Vera Drake
The scripts to Mike Leigh's films are credited to him alone, but that doesn't explain the collaborative process that brings them to life. With little more than a bare-bones scenario for a starting point, Leigh works closely with his actors, prompting them to create full character histories, participate in scrupulous research, and improvise the dialogue that eventually fills out the page. What makes Leigh's films special are the minor details: the lived-in domestic spaces, how people go about their jobs, the past experiences that register in their demeanor, their dress, and their manner of speaking. Before the drama ever intrudes on his characters' lives, Leigh and his cast first establish their world with an almost three-dimensional authenticity.
Leigh's only period piece apart from 1999's glorious Gilbert & Sullivan biopic Topsy-Turvy, Vera Drake concerns a housekeeper who secretly moonlights as an abortionist in post-war Britain, nearly two decades before the procedure was legalized. Yet for the first hour, abortion only figures into her routines proportionally; it's smoothly and discreetly integrated into her other duties as a working-class laborer and homemaker. Played in a wrenching performance by Imelda Staunton, this self-effacing middle-aged woman flinches at the word "abortion"—she prefers to call it "helping girls out," and she does so in a quiet, compassionate manner that's consistent with all of her affairs. Though Leigh's sympathies are obvious, Vera Drake doesn't go through the usual docudrama paces of other issue movies, which vigorously stoke the conflict on both sides of the public debate. Instead, it focuses intently on Staunton and her family, who stand to lose the modest yet bracingly warm and loving dynamic that sustains their lives.

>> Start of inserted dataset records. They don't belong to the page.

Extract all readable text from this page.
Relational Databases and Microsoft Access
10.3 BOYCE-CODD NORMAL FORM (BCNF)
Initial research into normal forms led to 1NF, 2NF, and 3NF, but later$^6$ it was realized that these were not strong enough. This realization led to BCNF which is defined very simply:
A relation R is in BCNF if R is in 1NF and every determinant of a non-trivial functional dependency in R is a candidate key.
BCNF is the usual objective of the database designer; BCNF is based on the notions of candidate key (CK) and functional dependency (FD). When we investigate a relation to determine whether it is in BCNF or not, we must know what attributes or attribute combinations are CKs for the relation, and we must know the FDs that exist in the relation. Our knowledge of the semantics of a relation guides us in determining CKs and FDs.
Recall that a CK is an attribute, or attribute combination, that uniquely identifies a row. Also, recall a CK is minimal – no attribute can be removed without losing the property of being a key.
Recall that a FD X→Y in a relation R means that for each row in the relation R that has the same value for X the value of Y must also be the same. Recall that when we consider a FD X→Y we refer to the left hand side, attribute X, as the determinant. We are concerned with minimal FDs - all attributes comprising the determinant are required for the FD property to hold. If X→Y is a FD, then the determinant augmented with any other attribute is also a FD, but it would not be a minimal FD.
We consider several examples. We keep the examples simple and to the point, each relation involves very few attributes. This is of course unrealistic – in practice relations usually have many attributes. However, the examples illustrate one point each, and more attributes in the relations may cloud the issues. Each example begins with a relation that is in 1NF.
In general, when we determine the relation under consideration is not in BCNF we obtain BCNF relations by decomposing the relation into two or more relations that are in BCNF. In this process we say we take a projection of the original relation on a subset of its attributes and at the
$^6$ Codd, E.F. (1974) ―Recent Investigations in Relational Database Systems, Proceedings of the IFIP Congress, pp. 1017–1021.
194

Because Leigh places such primacy on family, much of Vera Drake involves waiting for the other shoe to drop, when the law finally catches up to Staunton and her husband (Phil Davis), and their grown children are suddenly confronted by her activities. When that finally happens—after complications land one of her patients in the hospital and police swiftly track Staunton down—the film registers the full gravity of their domestic tragedy, via scenes that ripple with conflicting feelings of anger, betrayal, tenderness, and devotion. Family has always been at the center of Leigh's work, most recently in melodramas such as Secrets & Lies and All Or Nothing, so it makes sense that abortion, a choice that involves family planning, should finally come up as a subject. The issue may be polarizing, but Vera Drake resonates with such seriousness and truth that it transcends the narrow limitations of polemic.